C'était un point de référence pour les mélomanes de Palerme. Il a résisté jusqu'au dernier Giovanni Li Vignidans ces 120 mètres carrés de Via Aquileia - où se trouve aujourd'hui Zancos Steak House - à tel point qu'en 2012 son Diskery est resté one des derniers magasins de disques historiques de la villeEt quand il a finalement fermé ses portes en juillet de cette année-là, ce fut un coup dur pour tout le monde.
C'est en janvier 1975 que Giovanni et sa sœur Elena installent ce petit temple de la musique, un lieu de rencontreainsi qu'une boutique, à l'intérieur de laquelle des générations entières se sont retrouvées, parmi lesquelles les exposants, pour discuter et comparer, saisir la dernière sortie du groupe préféré, partager les mêmes intérêts, découvrir de nouvelles chansons et artistes, acheter des disques et des CD, de la musique à montrer le soir entre amis, mais aussi des livres et des places de concert.
La musique a toujours été l'habitat de Giovanni. Il a étudié la percussion au Conservatoire, puis la flûte, a été chanteur et batteuret dans les années soixante à Palerme avec son groupe "L'ambitieux" dépeuplé dans les principaux clubs de la ville. Et c'est de cette passion sans limite que Diskery est né. Lorsque la période explosive de la musique live a commencé à perdre de son intensité et qu'il a cessé de jouer avec son groupe, il a ressenti le besoin de canaliser son énorme désir de traiter de la musique toujours et en tout cas d'autres manières, de l'exprimer sous d'autres formes. Avec la naissance des premières discothèques de la ville, dans les années '72 -'73, Giovanni est devenu djEn 1974, il a été parmi les initiateurs de Radio Palermo Centrale, avec Gianni Matranga et Mario Perricone, Ignazio Magnelli et Pippo Gullo. Dans son émission il passait ses chansons préférées, pour le thème musical qu'il avait choisi Blue Mitchell, il faisait découvrir Chicago à Palermo et autres goodies qu'il était allé chercher en Angleterre ou en Amérique. Il connaissait la musique qui a émergé dans le monde et l'a apportée dans sa ville.

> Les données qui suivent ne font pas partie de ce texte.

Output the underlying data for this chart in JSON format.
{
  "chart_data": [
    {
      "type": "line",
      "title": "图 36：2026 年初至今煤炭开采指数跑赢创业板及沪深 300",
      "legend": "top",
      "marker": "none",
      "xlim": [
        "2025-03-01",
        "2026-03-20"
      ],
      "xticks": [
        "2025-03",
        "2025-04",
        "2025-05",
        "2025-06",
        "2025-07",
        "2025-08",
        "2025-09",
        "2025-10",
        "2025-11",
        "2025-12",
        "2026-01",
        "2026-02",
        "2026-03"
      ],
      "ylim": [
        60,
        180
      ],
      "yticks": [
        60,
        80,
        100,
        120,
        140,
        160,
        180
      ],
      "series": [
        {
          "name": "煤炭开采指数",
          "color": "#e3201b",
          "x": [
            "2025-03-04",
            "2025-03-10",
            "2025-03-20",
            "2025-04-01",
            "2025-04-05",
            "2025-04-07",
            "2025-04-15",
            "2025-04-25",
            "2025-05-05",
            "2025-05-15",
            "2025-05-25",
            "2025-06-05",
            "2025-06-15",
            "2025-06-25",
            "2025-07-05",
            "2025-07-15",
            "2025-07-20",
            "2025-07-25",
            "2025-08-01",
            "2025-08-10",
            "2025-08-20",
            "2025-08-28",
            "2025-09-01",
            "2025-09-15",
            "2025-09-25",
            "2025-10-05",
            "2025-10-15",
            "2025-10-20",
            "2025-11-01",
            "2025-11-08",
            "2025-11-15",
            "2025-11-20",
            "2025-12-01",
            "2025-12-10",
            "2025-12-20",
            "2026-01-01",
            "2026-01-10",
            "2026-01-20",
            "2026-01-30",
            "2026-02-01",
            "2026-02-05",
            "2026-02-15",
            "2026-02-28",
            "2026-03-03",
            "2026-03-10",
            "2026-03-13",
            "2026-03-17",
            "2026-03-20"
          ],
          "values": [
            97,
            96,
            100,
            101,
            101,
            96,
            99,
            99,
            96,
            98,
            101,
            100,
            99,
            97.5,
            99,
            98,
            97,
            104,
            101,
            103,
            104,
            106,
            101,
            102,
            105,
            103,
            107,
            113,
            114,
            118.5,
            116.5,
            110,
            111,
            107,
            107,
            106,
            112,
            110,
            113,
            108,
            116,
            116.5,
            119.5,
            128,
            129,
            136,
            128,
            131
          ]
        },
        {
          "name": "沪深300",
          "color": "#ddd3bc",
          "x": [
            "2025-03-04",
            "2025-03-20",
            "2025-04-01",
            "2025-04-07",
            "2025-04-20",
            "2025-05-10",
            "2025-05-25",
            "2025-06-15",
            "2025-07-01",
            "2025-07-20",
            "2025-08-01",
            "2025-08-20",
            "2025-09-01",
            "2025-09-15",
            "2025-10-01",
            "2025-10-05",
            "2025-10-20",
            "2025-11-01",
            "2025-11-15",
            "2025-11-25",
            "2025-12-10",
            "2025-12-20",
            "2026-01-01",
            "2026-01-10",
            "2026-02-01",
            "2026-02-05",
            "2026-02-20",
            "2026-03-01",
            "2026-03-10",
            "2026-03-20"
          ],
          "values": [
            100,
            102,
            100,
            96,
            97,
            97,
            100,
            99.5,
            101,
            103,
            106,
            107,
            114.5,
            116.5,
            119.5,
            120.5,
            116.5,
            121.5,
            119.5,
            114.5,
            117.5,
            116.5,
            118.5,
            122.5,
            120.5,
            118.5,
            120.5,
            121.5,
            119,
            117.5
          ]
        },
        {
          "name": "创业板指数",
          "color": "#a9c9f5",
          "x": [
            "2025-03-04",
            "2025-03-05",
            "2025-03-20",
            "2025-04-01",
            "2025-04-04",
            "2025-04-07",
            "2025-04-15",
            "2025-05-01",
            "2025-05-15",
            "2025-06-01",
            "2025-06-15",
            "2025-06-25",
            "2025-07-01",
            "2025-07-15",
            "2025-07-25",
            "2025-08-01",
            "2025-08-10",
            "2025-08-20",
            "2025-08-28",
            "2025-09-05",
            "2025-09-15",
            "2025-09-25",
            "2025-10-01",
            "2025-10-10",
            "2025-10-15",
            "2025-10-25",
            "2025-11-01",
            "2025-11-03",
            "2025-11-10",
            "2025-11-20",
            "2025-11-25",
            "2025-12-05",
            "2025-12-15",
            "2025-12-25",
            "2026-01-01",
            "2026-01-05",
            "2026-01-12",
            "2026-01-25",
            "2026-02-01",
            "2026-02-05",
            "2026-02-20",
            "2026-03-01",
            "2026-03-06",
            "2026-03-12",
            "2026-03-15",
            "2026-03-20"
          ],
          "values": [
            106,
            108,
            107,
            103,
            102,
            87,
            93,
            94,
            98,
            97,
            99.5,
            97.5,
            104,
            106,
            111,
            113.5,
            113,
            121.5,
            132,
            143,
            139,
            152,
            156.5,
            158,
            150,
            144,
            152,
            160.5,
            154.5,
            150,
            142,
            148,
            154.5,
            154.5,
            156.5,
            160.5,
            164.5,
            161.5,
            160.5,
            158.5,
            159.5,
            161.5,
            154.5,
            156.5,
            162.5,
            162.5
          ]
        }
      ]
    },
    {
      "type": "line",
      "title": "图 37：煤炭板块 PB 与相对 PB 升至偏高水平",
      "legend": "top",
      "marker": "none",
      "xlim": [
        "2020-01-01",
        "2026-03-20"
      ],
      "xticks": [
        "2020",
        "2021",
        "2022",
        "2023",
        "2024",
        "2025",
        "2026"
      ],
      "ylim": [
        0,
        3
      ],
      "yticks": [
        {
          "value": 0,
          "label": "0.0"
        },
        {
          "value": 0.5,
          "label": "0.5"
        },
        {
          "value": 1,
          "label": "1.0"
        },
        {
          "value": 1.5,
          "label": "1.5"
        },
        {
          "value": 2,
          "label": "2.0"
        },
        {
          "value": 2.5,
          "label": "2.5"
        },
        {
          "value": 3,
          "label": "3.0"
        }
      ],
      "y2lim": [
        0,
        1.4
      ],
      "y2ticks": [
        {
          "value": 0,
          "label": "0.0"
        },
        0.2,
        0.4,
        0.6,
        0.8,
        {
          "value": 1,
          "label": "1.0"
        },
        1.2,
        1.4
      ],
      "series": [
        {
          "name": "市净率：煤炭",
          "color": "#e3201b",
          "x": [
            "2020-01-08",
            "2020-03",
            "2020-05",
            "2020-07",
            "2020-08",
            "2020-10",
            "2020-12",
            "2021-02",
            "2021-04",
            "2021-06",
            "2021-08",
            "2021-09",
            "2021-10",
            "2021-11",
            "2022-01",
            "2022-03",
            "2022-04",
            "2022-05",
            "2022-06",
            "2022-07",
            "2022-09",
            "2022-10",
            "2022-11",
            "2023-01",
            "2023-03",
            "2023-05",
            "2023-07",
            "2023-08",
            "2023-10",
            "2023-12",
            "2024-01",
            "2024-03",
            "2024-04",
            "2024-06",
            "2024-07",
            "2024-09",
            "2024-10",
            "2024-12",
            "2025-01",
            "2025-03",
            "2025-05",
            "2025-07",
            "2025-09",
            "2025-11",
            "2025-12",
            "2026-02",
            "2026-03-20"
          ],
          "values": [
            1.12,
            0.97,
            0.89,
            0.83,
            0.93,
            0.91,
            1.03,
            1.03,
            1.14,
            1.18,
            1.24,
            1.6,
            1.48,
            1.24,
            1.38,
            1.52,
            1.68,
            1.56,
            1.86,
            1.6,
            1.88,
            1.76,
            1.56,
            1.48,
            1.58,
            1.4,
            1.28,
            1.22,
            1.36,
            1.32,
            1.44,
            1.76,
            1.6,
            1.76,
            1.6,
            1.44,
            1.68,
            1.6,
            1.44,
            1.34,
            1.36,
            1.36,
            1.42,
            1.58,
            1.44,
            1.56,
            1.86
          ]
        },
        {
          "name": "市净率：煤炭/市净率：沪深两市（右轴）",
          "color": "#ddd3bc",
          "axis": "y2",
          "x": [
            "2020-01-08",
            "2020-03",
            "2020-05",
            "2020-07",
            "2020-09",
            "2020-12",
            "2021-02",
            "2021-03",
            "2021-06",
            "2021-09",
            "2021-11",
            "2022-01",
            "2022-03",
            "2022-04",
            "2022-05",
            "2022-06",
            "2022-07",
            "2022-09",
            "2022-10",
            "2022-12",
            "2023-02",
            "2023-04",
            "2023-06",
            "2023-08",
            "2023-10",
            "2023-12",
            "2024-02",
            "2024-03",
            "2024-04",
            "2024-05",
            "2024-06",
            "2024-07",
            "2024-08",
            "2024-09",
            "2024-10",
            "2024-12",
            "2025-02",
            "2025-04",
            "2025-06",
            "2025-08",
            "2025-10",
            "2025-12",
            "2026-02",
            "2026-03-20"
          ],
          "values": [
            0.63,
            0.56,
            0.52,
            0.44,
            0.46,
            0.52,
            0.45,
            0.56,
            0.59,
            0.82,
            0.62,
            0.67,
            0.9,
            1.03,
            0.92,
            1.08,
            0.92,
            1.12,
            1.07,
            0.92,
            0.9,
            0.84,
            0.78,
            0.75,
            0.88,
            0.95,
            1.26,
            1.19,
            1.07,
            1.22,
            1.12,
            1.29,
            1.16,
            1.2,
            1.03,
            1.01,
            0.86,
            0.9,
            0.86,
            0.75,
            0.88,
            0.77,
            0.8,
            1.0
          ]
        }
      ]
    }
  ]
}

Dans les magasins de disques de Palerme, les grands succès étaient alors vendus. Mais aussi les disques des artistes moins connus que Giovanni jouait à la radio. Le samedi, les habitués apportaient en moyenne 15 CD chacun. Lui, un grand amateur de jazz, les a influencés - comme cela s'est produit avec son fils, maintenant musicien de jazz à Londres - goûte plus ou moins consciemment.
« A la fin des années 60 - dit Giovanni - la musique à Palerme était très commerciale. C'est l'avènement de boutiques d'un certain type (Ellepì, Cosmosound, Master, Discobum) qui émancipe la musique qui s'écoute dans la ville. Nos magasins, tous, ont donné le ton, ont fait évoluer la culture musicale de Palerme."
Giovanni a une myriade d'anecdotes à raconter, des disques disparus dans la boutique aux concerts pour quelques amis proches, comme celui de Lucio Dalla, auquel il a eu le privilège de participer, aux récompenses pour avoir contribué à des millions de ventes d'exemplaires.
Elena Li Vigni nous raconte que des années après la fermeture, une fille l'a rencontrée dans la rue, l'a serrée dans ses bras et a fondu en larmes. Une scène que Giovanni a également vécue à plusieurs reprises. Et cela arrive aussi aux musiciens qui encore lorsqu'ils le rencontrent le remercient de leur avoir recommandé les disques qui ont marqué ou de leur avoir vendu leurs premières baguettes ou guitare.
Il pensait laisser la boutique à ses enfants, il n'aurait jamais imaginé cette fin. Et quand on lui demande comment il a vécu la fin de son entreprise il répond "comme la fin d'un amour". Petit à petit il se résigna au changement d'une époque, celle de la fin de la musique analogique et du passage à la musique liquide.
Ils ont tous ouvert à peu près au même moment les magasins de disques à Palerme et la même chose s'est produite pour la fermeture. Cependant, il reste le beau souvenir de cette relation si familière avec les clientsqu'il a laissé fouiller sans être dérangé et de cette période où - conclut Giovanni - quelqu'un est venu à la recherche d'une chanson dont il ne se souvenait pas le titre, il l'a fait fredonner et a trouvé le bon disque.